Lavori lungo i binari, ci siamo. Tra una settimana il via ai lavori

Dopo oltre sei anni di fermo, i lavori per la ex Ferrovia Centrale Umbra inizieranno finalmente. Si comincerà dalla tratta Perugia-Terni, ma è previsto anche il collegamento in Alta Valle del Tevere. Saranno investiti oltre 150 milioni di euro per il rifacimento completo della linea, compresa la rielettrificazione. L'obiettivo è migliorare la connessione tra territori e promuovere lo sviluppo.
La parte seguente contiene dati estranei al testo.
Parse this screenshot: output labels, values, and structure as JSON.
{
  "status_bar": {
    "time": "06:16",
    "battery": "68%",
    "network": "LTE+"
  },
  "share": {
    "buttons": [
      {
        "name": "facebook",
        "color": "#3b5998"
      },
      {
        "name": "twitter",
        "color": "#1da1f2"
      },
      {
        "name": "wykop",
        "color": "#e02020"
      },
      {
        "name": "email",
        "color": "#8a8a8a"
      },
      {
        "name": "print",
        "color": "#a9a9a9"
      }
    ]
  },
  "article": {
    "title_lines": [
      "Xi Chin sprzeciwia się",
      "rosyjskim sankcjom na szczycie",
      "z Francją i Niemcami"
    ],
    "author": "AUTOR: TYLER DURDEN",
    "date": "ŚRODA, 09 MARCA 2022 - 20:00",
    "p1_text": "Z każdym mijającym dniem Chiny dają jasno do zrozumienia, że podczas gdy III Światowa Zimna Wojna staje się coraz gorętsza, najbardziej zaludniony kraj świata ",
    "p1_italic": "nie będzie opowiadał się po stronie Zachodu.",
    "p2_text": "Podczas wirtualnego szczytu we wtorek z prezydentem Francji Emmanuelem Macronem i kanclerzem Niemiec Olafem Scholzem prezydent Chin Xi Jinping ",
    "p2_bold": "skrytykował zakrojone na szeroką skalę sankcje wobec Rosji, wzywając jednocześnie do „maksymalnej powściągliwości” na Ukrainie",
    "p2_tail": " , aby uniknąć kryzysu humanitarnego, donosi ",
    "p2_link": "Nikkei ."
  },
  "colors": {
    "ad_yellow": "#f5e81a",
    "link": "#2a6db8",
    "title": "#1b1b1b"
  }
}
L'assessore regionale Enrico Melasecche ha sottolineato l'importanza di questa opera e l'interessamento delle autorità.

Lavori lungo i binari, ci siamo. Tra una settimana il via ai lavori
Lavori lungo i binari, ci siamo. Tra una settimana il via ai lavori

SANSEPOLCRO

Buone notizie per la ex Ferrovia Centrale Umbra. A distanza di oltre sei anni dal fermo dei treni fino a Sansepolcro, si parte finalmente con i lavori e poco importa se – come del resto era stato anticipato – si comincerà dal versante Perugia-Terni, la cui tratta è stata dichiarata di interesse nazionale. Perché nel pacchetto è previsto anche il collegamento in Alta Valle del Tevere. Fra poco più di una settimana, nella mattinata di giovedì 8 febbraio alle 10,30, vi sarà la significativa cerimonia con la quale verrà avviato il primo cantiere impegnato nella sostituzione dell’armamento della ferrovia. L’annuncio è stato dato dall’assessore regionale umbro a infrastrutture e trasporti, Enrico Melasecche, che ha invitato tutte le autorità istituzionali interessate. Nei mesi a venire, seguiranno i lavori da Città di Castello a Sansepolcro. "L’impegno dà sempre buoni frutti – ha ricordato Melasecche – e lo dimostra un’opera che andrà di nuovo a collegare territori, città e borghi dell’Umbria fino al Comune toscano di Sansepolcro, rilanciandone anche lo sviluppo".

Grazie agli oltre 150 milioni di euro stanziati, si procederà in pratica con il rifacimento integrale della tratta, quindi dei binari e delle traversine, con in più la rielettrificazione totale; fra l’altro, la linea elettrica è in gran parte esistente, anche non è mai stata completata e utilizzata. "Manderemo gradualmente in pensione gli attuali locomotori a gasolio che abbiamo ereditato con milioni e milioni di chilometri di attività – ha proseguito l’assessore Melasecche – e che non rappresentano l’immagine migliore. È in corso di attivazione la tecnologia Ertms per conseguire la massima sicurezza, raddoppiando una velocità attuale del tutto insufficiente rispetto persino agli standard di una ferrovia con forte valenza turistica". Determinante l’interessamento della presidente della Regione dell’Umbria, Donatella Tesei e del governo nazionale che, con il ministro Matteo Salvini, ha preso in considerazione le richieste di finanziamento. "L’incremento elevato dei costi di approvvigionamento e ricostruzione degli ultimi tre anni rischiavano di rendere monca un’opera fondamentale che vedrà prima della metà della prossima legislatura partire i treni, bellissimi nella loro nuova veste, con impresse le immagini delle nostre bellezze naturali, storiche ed artistiche" ha concluso l’assessore.